A lot of no flying has happened over the past few weeks. The prime reason for this has been that all the gliders spent some time in bits, strewn all over the hangar floor while itinerant engineer Mike Strathern attended to their annual inspections and to the repairs that were found to be required. As well, its rudder mounted ASI pitot tube needed attention and this required the cutting of a hole in the vertical fin to enable this. TE needed attention to bottom rudder hinge but the cost of the work on TE was not too bad. All in all, the thoroughness of these annuals was long overdue.
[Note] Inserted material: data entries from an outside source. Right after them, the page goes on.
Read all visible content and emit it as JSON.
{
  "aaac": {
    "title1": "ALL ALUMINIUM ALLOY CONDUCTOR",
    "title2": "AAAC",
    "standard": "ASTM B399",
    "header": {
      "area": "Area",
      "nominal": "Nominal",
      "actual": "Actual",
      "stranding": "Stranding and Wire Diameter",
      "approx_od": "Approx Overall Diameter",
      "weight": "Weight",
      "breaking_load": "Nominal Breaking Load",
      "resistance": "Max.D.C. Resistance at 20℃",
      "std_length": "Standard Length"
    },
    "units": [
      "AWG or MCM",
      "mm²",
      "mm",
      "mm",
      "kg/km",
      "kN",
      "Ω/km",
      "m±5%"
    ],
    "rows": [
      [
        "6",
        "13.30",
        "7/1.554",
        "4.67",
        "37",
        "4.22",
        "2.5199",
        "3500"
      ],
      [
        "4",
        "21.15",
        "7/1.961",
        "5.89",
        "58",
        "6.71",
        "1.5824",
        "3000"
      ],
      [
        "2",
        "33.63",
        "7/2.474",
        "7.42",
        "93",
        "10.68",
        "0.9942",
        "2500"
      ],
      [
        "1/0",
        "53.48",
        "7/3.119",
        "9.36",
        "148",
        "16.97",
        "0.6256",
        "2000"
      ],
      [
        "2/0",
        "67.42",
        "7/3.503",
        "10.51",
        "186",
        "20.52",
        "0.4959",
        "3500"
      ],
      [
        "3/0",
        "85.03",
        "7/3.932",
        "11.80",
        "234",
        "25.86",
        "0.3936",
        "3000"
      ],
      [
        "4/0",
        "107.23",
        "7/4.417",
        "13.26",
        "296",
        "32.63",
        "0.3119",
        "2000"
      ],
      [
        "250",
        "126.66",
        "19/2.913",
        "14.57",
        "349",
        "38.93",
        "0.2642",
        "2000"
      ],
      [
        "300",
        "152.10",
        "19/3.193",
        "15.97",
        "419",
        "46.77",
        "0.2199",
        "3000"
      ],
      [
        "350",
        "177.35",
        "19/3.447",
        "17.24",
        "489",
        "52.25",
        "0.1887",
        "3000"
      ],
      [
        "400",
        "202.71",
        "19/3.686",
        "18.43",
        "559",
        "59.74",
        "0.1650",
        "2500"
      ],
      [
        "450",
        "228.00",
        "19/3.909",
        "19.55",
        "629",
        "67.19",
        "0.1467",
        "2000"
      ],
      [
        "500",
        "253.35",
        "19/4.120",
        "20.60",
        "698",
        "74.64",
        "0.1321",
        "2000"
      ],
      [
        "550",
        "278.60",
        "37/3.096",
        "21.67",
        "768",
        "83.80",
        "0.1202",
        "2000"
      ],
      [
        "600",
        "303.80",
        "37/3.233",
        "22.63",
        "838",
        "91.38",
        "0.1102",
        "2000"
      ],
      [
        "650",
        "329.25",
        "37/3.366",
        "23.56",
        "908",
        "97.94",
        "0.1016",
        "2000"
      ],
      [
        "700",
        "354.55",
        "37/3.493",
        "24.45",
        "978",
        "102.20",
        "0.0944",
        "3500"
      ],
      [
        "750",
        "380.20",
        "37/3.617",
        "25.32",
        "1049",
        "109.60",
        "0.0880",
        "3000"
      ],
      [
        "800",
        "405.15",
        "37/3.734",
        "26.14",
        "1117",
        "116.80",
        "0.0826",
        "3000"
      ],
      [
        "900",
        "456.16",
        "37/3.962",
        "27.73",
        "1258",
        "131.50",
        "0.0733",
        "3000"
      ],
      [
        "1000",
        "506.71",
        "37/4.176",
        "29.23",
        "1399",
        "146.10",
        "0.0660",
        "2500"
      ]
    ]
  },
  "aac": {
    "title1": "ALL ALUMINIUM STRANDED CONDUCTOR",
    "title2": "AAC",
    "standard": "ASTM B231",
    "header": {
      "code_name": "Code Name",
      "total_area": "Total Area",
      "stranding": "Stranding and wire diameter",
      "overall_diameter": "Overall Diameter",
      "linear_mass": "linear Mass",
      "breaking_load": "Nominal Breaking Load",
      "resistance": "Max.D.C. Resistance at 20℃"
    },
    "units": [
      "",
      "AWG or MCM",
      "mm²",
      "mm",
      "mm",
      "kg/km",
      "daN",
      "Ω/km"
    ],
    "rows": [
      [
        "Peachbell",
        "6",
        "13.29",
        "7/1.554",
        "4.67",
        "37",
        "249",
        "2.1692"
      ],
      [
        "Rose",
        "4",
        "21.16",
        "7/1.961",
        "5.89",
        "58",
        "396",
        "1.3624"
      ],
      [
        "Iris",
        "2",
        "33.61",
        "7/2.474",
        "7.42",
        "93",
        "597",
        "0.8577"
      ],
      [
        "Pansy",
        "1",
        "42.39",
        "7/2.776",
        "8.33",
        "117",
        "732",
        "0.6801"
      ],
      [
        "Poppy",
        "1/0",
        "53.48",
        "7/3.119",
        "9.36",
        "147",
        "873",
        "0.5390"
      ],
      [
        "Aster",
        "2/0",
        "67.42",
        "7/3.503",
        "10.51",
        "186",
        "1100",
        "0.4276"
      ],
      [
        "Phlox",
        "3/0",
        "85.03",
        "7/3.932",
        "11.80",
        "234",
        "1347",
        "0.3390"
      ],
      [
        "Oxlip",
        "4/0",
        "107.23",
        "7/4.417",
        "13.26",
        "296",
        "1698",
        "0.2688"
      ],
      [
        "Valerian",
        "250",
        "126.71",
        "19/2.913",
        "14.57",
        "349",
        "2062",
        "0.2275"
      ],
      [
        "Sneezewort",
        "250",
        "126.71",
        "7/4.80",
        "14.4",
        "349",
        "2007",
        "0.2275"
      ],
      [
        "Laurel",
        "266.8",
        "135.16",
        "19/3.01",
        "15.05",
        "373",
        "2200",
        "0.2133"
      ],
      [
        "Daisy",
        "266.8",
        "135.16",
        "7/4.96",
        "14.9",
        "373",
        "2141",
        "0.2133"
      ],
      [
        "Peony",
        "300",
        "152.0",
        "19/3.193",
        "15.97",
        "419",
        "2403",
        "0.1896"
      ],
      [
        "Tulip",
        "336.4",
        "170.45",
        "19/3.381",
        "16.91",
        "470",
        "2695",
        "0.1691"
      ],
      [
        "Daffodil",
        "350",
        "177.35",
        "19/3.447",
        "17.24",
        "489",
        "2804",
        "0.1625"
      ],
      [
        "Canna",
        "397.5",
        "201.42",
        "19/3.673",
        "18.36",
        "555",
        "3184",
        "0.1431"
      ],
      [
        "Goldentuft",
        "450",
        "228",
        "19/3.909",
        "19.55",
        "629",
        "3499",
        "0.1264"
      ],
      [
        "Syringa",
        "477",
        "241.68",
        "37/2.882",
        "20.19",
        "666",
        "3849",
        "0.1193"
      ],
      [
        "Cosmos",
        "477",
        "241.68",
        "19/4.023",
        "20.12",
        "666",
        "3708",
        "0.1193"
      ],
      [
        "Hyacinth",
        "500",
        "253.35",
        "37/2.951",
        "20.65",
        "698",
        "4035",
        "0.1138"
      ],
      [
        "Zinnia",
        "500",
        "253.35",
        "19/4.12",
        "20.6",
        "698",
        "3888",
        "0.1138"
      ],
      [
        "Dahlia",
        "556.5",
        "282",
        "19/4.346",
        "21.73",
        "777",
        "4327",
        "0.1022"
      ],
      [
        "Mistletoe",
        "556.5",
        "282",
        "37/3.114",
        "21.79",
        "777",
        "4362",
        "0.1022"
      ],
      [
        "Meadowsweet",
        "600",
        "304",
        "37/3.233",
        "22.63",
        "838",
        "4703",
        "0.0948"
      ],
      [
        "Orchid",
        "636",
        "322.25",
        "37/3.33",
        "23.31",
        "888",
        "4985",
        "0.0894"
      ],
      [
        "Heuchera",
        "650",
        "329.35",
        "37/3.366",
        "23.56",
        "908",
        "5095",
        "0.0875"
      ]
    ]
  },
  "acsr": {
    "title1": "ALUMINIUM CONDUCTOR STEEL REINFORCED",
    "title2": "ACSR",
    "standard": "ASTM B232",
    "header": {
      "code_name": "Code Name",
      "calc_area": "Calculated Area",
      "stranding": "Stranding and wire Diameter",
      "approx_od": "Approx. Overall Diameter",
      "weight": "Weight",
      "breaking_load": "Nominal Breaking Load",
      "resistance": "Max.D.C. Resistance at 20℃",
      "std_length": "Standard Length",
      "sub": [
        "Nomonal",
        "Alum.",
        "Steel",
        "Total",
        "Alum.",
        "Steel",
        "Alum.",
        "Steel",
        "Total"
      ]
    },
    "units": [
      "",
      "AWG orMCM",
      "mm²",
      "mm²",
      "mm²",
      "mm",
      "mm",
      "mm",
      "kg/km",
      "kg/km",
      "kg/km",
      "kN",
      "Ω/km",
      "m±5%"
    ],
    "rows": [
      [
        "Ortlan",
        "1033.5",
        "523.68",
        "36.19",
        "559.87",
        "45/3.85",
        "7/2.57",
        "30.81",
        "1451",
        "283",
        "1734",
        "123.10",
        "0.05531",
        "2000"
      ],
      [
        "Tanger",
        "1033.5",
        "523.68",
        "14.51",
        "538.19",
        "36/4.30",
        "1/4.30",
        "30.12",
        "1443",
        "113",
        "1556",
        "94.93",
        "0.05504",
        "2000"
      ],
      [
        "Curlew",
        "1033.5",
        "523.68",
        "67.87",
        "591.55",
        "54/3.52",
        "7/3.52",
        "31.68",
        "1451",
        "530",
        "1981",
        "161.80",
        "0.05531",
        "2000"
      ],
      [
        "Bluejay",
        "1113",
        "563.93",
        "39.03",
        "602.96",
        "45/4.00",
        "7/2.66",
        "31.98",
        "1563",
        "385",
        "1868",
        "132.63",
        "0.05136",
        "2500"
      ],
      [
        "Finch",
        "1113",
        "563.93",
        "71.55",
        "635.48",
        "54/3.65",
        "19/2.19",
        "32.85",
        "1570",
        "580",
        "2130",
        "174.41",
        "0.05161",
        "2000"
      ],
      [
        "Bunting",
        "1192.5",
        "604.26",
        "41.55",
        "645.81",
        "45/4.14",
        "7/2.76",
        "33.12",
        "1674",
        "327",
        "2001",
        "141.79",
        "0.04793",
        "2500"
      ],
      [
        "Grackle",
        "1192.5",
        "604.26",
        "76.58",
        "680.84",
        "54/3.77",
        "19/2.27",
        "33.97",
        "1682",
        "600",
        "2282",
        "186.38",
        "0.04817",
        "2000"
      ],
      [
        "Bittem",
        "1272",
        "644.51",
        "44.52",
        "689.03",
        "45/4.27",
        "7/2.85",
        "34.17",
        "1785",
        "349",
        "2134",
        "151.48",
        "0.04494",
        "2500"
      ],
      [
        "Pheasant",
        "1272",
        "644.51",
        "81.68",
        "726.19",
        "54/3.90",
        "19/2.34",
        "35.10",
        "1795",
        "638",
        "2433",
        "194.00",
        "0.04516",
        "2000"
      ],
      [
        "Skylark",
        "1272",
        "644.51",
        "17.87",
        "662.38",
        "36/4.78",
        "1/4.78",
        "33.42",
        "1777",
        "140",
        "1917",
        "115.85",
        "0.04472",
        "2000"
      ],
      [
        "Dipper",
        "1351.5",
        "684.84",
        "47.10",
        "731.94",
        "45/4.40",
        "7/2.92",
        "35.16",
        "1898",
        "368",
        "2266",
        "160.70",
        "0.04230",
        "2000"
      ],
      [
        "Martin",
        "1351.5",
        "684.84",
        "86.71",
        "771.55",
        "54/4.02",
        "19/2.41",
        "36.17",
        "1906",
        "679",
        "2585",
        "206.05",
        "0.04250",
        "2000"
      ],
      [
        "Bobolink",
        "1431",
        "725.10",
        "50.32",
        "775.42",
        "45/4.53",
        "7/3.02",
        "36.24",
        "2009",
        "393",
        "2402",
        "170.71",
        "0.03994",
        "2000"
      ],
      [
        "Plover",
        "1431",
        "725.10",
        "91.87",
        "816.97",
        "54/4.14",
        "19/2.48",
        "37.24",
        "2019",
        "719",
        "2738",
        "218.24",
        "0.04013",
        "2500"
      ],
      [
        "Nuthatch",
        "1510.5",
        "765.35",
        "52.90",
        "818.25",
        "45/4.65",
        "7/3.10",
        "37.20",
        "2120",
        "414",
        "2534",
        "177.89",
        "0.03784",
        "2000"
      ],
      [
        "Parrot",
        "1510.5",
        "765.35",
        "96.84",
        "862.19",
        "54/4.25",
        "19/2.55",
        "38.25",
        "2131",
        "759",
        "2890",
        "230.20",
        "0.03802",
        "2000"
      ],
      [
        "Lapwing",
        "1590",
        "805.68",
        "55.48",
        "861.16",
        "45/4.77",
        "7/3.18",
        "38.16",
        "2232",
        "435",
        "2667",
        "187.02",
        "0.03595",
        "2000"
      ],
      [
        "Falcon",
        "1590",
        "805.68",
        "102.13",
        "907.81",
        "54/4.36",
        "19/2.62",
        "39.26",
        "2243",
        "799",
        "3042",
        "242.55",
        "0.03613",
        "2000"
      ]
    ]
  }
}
Mike was aided by several club members who also toiled away on their own gliders. There remains though, the glider Tost tow hooks which will need to be replaced (or repaired) I'm not sure which. Thanks to Peter and Helen Cook for hosting Mike for a couple of evening meals. Tim, who was there most days, bought him lunch. The Eurofox was also given its Annual Inspection so as to bring it into line with the other aircraft, club and privately owned aircraft. A busy couple of weeks for many. The subscription notices went out at the beginning of this month and I've already received a few. Keep the subs rolling in please so that you're street legal so to speak as far as flying club aircraft. Also somewhere between here and the UK is a new Mode S and ADS-B capable Transponder for the Eurofox. This good device will be welcome news for Air Traffic Control so they can see it chugging around the sky towing gliders aloft. The ADS-B capable bit refers I believe to the ability of other aircraft to register the presence of the Eurofox chugging around the sky........ So we can say the Eurofox is future proofed in that sort of thing as well. This is a thinking club and one of the thoughts being mooted is a trip to Taumaranui in the latter part of summer next year. The Vintage Glider people enjoyed a stay there last summer. Glyn, Clinton and Kevin relished their time there with Aussie type thermals available. I’m not sure that a Ventus 2 is a vintage glider as neither the glider or its owner/occupant are showing any wrinkles as yet. Now, the K7 and its equally venerable owner, demonstrate both the above requirements.
Mike Strathern at work on a wing section of Peter Cook's Discus.
The Twin Astir fuselage awaiting attention
These pictures were taken on June 21st in the midst of the carnage. Tim arrived while I was there and he thought he would like a look at his farm and the Eurofox would do the job and invited me along as ballast. He was kind enough to not say that I filled that role amply but who am I to turn down an aerial tour of the hinterland. Interesting to observe that the Patea river exiting from the mountain was running clear but was muddy brown after the junction with the Mangaehu river which would have contained topsoil from all of the surrounding land, plus some from the Hopkirk ranch no doubt. The storm that did that damage, also thumped a slip down onto my farm track. The slosh and rubbish took us a few days to clear. Tricky work on a wheel tractor with several hundred feet of clear run to the bottom if you got it wrong.
The Kohunui Trust ewes enjoying fresh pasture after a shift earlier in the day. Note the fresh slip onto the track at left.
The Patea Dam
The Patea Dam. All muddy brown. Some of the suspended silt probably from the Makahu road area. A digger is at work clearing a slip half-way along the cliff face.
There is work planned for this weekend to put the new hotelier bearings into the Twin Astir aileron rod joints. Hopefully the aircraft will be ready for the next weekend.
Finally, Tim took this picture of a rather battered Gympie Gliding Club sign. Apparently they get some pretty good heights from their winch launches.
And wait.... there is more! Work on the Twin Astir is planned for this weekend to install the new hotelier joints. Hopefully the aircraft will be ready for the following weekend.